Lors d'une rencontre Paris 7/Paris 8 (48) , il s'en est expliqué lui-même, en présence de Garfinkel en Mai 95.

Voici comment j'avais rendu compte à cette époque, de la discussion dont je fus témoin :

"L'une des préoccupations majeures de Garfinkel lors de son passage à Paris, a été la question de l'enseignement de l'Ethnométhodologie. Bien qu'elle n'ait pas été résolue, deux propositions se sont dégagées, qui demandent à être développées, ce sont celles d'Yves et celle de Garfinkel. Sans être antagonistes, ces deux propositions adaptées à des contextes assez différents, ont fait l'objet de discussions quasi polémiques entre certains participants, ceci, à mon sens tout à fait abusivement. L'affaire tourne autour de la question des axiomes.
 

Faut-il oui ou non, présenter l'EM sous forme axiomatique ?
Garfinkel a toujours été très clair sur le sujet : "Non, lorsque j'entends le mot axiome, je prends mon revolver !" disait-il lors d'une précédente interview...

Yves Lecerf abonde ce jour là, dans son sens, citant la phrase de Robert Jaulin : "Certains font l'économie d'être en vie!" (i.e. ceux justement qui remplacent les actes de vie par des systèmes) ; mais il justifie parallèlement la nécessité d'utiliser pour son enseignement, des phrases courtes, faciles à mémoriser (i.e. des axiomes), afin d'être entendu de ses étudiants venus des sciences dites "exactes" (informatique etc. ...) créant ainsi une sorte de langue minimale commune, leur permettant de communiquer non seulement entre eux mais avec les étudiants des Sciences "Humaines" ou "Sociales" (49).

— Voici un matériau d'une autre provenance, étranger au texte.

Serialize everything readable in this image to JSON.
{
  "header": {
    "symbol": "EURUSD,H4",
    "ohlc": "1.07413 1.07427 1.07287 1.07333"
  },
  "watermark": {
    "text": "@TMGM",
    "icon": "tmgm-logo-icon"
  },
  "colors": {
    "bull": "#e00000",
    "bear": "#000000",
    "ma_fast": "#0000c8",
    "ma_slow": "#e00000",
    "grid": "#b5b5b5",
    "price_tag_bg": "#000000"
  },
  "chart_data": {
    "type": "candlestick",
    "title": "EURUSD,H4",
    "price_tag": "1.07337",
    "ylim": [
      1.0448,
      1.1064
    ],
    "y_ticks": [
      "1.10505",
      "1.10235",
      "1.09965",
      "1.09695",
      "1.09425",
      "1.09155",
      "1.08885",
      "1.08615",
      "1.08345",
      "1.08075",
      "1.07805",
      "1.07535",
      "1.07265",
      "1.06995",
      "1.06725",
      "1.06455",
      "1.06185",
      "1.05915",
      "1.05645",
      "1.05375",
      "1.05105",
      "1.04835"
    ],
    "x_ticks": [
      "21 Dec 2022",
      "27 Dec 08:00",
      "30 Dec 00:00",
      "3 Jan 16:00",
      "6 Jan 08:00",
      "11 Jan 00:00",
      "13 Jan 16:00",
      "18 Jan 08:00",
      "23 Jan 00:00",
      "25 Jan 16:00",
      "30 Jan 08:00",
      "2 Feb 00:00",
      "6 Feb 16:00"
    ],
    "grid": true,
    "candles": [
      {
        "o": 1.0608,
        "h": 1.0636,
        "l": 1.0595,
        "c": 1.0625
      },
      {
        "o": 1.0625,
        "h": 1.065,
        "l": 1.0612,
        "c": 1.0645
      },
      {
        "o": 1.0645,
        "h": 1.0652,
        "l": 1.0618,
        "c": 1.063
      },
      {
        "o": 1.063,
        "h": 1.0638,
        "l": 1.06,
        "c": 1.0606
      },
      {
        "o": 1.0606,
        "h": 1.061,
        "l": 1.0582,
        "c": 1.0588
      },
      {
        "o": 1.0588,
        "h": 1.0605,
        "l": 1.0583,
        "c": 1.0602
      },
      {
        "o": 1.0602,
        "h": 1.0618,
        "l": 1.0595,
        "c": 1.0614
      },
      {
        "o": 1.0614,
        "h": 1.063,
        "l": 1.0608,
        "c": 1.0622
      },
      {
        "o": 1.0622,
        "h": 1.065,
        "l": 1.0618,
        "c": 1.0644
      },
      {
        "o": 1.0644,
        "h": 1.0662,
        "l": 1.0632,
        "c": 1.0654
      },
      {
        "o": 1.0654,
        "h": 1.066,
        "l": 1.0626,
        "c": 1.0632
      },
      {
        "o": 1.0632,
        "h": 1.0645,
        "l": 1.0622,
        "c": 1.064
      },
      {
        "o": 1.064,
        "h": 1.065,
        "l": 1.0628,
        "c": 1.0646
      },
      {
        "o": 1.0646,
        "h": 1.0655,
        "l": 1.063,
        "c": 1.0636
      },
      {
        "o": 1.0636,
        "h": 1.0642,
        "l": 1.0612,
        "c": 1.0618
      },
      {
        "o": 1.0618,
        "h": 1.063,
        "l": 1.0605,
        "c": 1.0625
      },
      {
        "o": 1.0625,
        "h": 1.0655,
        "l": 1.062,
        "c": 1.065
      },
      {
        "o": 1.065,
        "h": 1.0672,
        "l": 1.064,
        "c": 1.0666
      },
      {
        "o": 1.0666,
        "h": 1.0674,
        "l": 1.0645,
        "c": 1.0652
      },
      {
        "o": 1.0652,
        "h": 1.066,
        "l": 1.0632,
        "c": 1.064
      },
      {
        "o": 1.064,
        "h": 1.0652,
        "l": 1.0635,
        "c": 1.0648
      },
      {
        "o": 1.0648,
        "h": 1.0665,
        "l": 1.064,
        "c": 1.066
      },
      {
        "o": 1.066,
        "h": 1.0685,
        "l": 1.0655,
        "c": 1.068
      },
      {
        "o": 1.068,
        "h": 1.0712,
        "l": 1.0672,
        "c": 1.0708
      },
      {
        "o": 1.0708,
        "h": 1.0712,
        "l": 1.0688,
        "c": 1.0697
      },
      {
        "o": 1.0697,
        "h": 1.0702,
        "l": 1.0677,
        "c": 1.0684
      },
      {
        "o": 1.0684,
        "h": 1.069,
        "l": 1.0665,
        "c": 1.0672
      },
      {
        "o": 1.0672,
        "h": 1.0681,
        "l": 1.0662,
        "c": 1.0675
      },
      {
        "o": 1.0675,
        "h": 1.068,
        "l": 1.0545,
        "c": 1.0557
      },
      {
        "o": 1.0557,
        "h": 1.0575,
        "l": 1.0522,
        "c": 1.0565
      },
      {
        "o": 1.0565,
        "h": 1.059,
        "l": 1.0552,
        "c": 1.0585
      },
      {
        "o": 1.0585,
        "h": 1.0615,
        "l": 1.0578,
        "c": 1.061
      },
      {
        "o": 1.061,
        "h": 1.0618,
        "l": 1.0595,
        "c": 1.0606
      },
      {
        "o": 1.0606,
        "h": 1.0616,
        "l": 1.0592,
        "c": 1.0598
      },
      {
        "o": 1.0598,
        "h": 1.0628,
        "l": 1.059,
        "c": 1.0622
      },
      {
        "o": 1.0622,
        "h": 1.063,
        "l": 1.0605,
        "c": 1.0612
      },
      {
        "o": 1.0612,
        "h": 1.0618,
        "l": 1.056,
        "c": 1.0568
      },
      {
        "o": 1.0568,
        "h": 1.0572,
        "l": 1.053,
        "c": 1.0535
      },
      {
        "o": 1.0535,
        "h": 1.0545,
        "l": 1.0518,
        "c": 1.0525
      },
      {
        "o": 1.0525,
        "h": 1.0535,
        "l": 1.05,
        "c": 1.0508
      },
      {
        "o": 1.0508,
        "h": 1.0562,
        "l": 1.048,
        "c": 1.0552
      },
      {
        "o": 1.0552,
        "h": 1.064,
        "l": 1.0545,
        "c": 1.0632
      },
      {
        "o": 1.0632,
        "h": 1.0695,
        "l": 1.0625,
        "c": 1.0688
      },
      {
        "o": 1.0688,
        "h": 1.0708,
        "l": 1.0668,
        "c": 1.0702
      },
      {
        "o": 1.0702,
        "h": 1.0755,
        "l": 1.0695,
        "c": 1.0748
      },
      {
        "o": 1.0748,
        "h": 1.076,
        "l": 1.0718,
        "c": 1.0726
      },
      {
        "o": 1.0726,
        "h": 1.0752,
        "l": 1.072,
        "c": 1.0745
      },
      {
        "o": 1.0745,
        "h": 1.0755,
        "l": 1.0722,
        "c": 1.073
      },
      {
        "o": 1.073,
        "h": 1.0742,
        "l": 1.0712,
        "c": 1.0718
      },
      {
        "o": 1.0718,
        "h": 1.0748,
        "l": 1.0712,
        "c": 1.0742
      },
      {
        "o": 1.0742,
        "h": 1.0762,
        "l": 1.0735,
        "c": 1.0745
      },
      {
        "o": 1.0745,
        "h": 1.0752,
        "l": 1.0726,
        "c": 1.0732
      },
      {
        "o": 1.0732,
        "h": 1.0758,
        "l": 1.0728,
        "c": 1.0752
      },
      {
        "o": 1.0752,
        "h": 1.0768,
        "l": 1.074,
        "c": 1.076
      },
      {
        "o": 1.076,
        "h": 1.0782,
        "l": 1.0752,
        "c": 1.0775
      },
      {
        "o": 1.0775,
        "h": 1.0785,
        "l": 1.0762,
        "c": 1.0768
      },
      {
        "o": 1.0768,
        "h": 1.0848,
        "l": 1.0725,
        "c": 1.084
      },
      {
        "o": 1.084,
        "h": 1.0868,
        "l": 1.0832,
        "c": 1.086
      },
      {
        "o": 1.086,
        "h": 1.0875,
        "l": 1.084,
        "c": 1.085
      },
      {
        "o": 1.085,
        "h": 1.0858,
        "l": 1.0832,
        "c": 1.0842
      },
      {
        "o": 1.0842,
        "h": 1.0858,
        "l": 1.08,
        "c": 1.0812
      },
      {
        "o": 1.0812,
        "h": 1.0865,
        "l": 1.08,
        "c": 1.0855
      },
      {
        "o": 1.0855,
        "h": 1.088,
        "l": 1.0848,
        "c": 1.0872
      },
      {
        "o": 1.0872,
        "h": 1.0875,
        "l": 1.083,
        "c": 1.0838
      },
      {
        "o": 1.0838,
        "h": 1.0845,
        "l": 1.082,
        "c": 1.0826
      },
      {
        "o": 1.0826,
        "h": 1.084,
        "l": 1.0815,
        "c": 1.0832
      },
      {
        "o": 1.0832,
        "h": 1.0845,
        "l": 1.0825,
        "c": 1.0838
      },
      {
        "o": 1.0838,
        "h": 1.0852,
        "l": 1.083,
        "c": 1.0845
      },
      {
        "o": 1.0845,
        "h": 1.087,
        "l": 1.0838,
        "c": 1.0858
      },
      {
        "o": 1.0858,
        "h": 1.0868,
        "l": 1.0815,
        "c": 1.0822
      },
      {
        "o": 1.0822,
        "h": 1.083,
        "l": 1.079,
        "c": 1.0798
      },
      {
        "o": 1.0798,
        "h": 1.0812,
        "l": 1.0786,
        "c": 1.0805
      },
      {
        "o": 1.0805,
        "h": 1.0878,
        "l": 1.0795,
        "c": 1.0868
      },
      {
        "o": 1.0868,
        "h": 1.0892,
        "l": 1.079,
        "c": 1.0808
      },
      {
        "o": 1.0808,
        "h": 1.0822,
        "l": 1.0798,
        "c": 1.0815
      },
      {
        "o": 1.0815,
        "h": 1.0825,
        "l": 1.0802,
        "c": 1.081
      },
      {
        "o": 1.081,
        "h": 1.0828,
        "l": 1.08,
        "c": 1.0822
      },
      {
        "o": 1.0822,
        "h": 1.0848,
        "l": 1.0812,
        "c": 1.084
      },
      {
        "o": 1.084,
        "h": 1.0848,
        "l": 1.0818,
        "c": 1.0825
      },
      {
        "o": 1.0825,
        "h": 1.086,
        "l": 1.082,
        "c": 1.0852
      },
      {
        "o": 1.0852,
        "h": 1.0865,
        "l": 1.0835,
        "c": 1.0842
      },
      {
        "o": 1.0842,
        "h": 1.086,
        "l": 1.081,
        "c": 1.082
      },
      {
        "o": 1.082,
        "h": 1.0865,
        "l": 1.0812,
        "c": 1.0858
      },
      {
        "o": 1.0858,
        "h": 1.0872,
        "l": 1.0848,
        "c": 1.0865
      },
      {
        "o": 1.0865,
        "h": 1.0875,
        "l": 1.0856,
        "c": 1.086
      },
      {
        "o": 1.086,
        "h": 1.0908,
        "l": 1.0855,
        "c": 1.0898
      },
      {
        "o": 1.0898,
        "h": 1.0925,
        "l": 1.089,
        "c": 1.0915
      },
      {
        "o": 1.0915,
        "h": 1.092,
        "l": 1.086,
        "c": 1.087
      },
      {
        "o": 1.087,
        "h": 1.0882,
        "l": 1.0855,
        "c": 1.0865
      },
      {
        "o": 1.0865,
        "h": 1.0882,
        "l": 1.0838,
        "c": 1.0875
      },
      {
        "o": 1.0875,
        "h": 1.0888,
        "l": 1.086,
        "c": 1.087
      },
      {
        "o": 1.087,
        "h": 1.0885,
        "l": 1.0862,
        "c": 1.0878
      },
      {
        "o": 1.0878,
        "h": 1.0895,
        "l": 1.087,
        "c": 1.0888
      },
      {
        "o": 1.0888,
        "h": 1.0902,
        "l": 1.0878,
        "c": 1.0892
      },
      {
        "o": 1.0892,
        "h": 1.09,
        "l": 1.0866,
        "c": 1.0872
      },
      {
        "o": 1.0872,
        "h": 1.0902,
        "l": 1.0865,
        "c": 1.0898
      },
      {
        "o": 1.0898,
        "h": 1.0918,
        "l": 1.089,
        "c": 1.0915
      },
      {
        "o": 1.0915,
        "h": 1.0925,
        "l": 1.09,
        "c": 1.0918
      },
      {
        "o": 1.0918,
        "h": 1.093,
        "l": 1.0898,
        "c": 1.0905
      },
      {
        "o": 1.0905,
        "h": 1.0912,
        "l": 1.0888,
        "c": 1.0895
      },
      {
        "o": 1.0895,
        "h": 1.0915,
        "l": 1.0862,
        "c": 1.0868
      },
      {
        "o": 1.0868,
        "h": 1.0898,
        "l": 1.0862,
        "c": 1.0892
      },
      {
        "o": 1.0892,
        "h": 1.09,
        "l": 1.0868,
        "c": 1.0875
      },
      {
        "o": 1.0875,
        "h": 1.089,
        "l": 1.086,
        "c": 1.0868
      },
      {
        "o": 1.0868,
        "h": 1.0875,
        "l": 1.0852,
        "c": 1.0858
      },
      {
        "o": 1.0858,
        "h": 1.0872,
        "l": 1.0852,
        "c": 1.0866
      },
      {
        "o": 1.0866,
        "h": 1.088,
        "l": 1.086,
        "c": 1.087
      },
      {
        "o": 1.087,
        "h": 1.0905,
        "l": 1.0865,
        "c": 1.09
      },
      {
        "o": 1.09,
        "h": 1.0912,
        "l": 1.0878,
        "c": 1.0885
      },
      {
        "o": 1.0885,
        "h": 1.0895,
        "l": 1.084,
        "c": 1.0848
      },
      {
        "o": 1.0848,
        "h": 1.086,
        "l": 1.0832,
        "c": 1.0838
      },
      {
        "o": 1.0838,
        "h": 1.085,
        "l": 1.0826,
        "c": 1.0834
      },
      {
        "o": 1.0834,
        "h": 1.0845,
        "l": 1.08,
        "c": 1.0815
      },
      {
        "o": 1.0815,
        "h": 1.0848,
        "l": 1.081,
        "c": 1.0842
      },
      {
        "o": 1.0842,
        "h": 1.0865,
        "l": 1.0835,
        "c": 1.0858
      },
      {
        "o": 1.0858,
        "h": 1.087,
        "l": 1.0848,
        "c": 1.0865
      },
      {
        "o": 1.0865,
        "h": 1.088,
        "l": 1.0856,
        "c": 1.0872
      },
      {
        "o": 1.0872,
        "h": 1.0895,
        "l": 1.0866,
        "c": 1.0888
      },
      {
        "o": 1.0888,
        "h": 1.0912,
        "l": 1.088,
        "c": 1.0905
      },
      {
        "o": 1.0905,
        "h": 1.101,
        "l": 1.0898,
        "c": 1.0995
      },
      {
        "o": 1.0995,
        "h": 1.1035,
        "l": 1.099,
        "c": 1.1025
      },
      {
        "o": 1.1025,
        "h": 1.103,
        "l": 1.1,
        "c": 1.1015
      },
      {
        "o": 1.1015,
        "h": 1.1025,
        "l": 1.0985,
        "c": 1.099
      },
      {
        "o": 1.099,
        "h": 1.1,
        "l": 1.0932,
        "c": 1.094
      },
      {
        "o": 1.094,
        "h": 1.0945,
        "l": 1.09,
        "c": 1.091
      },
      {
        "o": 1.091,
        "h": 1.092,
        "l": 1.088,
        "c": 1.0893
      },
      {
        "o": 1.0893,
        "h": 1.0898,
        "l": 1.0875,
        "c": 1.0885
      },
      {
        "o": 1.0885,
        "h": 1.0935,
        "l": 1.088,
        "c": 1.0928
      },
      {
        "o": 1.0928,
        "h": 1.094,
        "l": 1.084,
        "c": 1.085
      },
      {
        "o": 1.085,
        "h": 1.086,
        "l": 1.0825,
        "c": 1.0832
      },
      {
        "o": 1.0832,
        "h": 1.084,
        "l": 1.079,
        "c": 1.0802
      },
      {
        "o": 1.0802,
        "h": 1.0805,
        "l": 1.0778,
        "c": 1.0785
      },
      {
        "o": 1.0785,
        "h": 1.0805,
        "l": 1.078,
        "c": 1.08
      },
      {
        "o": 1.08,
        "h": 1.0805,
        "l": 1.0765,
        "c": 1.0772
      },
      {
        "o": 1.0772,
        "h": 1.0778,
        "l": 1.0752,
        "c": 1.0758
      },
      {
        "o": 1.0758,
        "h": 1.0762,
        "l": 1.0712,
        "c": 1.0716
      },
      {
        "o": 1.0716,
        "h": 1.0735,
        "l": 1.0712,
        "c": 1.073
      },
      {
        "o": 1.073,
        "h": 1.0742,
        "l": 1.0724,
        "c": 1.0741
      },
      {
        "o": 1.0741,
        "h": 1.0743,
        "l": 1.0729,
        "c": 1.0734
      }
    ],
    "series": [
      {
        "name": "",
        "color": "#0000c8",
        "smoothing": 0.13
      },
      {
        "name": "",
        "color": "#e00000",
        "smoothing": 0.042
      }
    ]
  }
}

Garfinkel semble entendre ce propos puis puisqu'il rend hommage en guise de conclusion au travail d'Yves : "C'est Yves Lecerf qui sait comment en enseigne !"

Toutefois, pour certains, la question reste posée, et ils y voient la preuve que "l'école française d'Ethnométhodologie, dans son orientation Yves Lecerf diverge totalement de la branche fondatrice Garfinkelienne ".

Pour clore momentanément le débat, j'évoquerais un dernier point non abordé jusque là : Yves a toujours précisé que sa demande n'était pas que les étudiants répétant les axiomes sous une forme figée, toujours la même, mais qu'ils se les approprient littéralement en en donnant leur propre version, ce qui avait le double avantage selon lui de faire qu'ils les comprennent réellement, (en vertu du fait qu'on a de meilleures chances d'avoir bien compris ce qu' on a soit même formulé) et d'ouvrir par là à ces axiomes, des potentialités d'application nouvelles, donc d'enrichir la pensée qui les sous-tend (50).
 
 

* Utilité des axiomes : une morale d'action minimale
Dans l'entretien cité plus haut (annexe 14), Yves avait minoré l'importance de son choix axiomatique en présentant ses axiomes brefs comme des façons commodes de rappeler, avant toute discussion, des orientations déjà négociées avec l'interlocuteur.

Un tel rappel, assimilable selon lui au "bonjour" qui initie toute discussion et permet de s'assurer réciproquement d'intentions pacifiques ou tout au moins non violentes (on salue rarement de manière affable, la personne qu'on a l'intention d'agresser) revient disait-il, à vérifier la bonne foi de celui avec qui on entre en interaction et à gagner du temps.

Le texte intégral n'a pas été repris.